(i) Prove that $7 \mid (a^6 − 1)$ for any integer $a$ such that $\gcd (a, 7) = 1$.
(ii) Prove that for any integer $a$ we have $7 \mid (a^7− a)$.
(i) We'll use the Division Algorithm:
For integers $a$ and $b \ge 1$ there exist integers $q$ and $r$ such that $a = bq + r$ where $0 ≤ r < b$.
Choosing $b=7$, then $0 \le r < 7$, and
$$\begin{align} a^6 -1 &= (7q + r)^6 -1 = 117649 q^6 + 100842 q^5 r + 36015 q^4 r^2 + 6860 q^3 r^3 + 735 q^2 r^4 + 42 q r^5 + r^6 - 1 \\ \\ & = 7 q (16807 q^5 + 14406 q^4 r + 5145 q^3 r^2 + 980 q^2 r^3 + 105 q r^4 + 6 r^5) + r^6 -1 \end{align}$$
The first part of this expression is divisible by 7, so we focus on the remaining $r^6 -1$.
The integer $r$ can take values 0,1,2,3,4,5,6. However, we are given $\gcd(a,7)=1$ which means $r=0$ is ruled out. To see this more clearly, $\gcd (a = 7q+0,7) = 7$.
- $r=1$ means $r^6-1=0$, which is divisible by 7.

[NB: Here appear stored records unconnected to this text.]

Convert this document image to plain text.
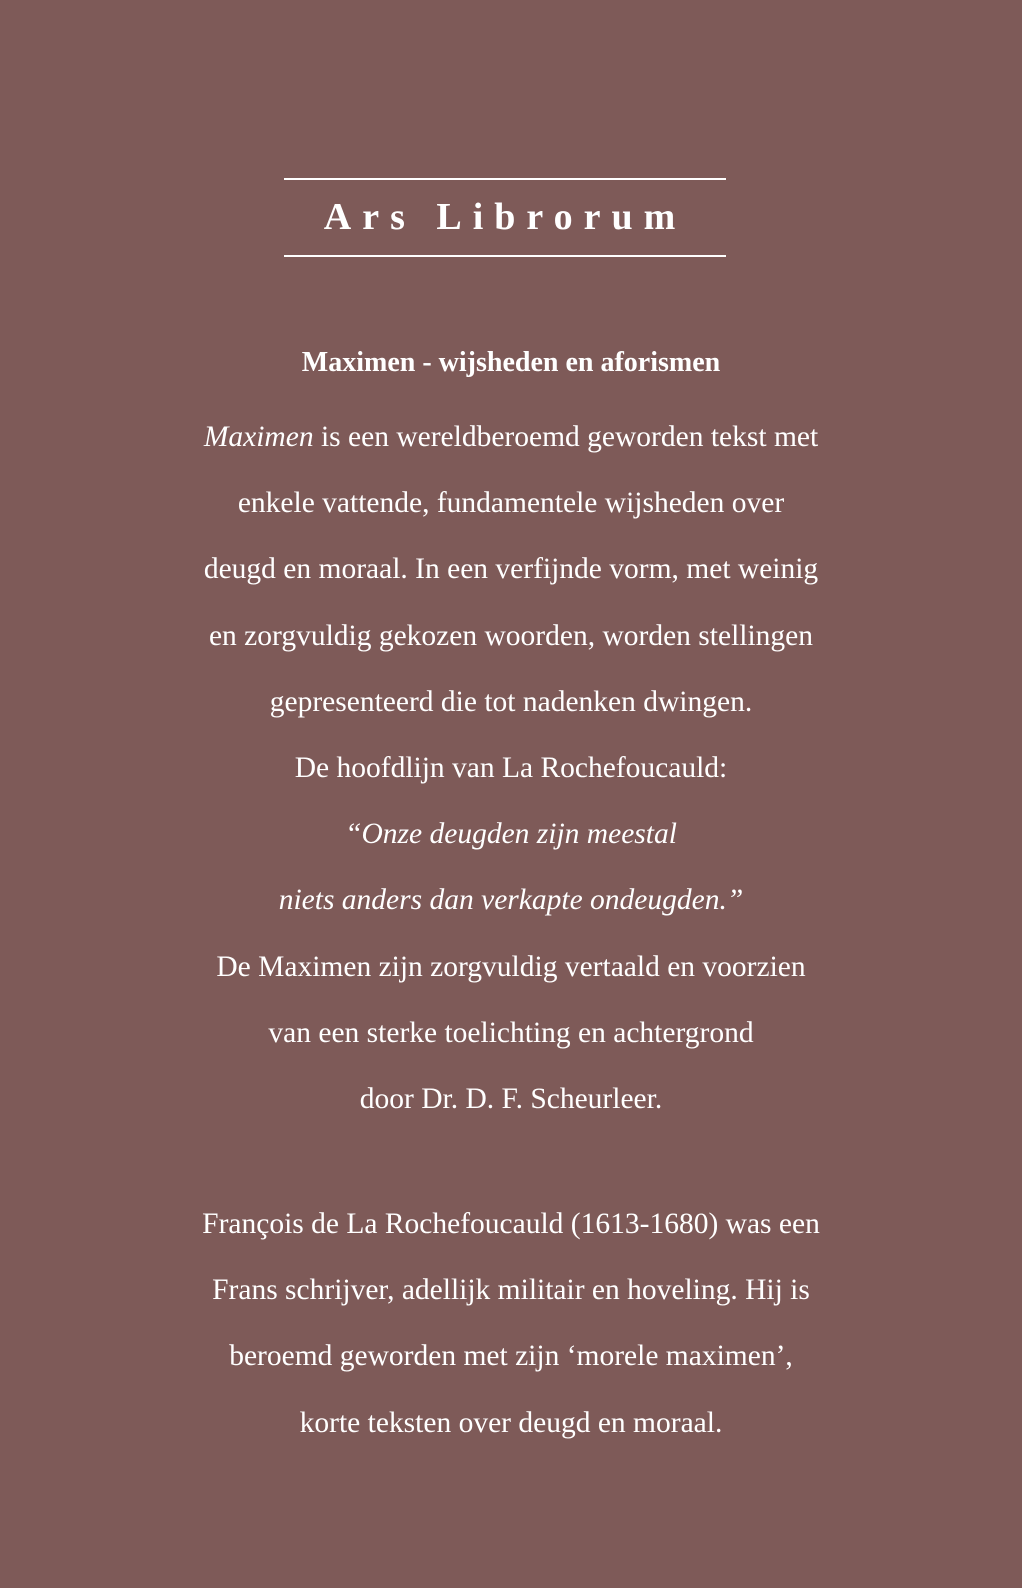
Ars Librorum
Maximen - wijsheden en aforismen
Maximen is een wereldberoemd geworden tekst met
enkele vattende, fundamentele wijsheden over
deugd en moraal. In een verfijnde vorm, met weinig
en zorgvuldig gekozen woorden, worden stellingen
gepresenteerd die tot nadenken dwingen.
De hoofdlijn van La Rochefoucauld:
“Onze deugden zijn meestal
niets anders dan verkapte ondeugden.”
De Maximen zijn zorgvuldig vertaald en voorzien
van een sterke toelichting en achtergrond
door Dr. D. F. Scheurleer.
François de La Rochefoucauld (1613-1680) was een
Frans schrijver, adellijk militair en hoveling. Hij is
beroemd geworden met zijn ‘morele maximen’,
korte teksten over deugd en moraal.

- $r=2$ means $r^6-1=63$, which is divisible by 7.
- $r=3$ means $r^6-1=728$, which is divisible by 7.
- $r=4$ means $r^6-1=4095$, which is divisible by 7.
- $r=5$ means $r^6-1=15624$, which is divisible by 7.
- $r=6$ means $r^6-1=46655$, which is divisible by 7.
And so $7 \mid (a^6 − 1)$ for any integer $a$ such that $\gcd (a, 7) = 1$
(ii) Let's consider $(a^7-a)$
$$ (a^7 -a) = a(a^6-1) $$
We have already shown that $7 \mid (a^6 - 1)$ for $\gcd(a,7)=1$, so for $\gcd(a,7)=1$
$$7 \mid (a^7 -a)$$
We now need to consider the case when $\gcd(a,7) \neq 1$. The only other option for $\gcd(a,7)$ is 7, which means $a$ is a multiple of 7. That is $7 \mid a$. So in this case too, $7 \mid (a^6 - 1)$.
For both cases $\gcd(a,7)=1$ and $\gcd(a,7) \neq 7$, we have shown 7 divides $(a^7-a)$.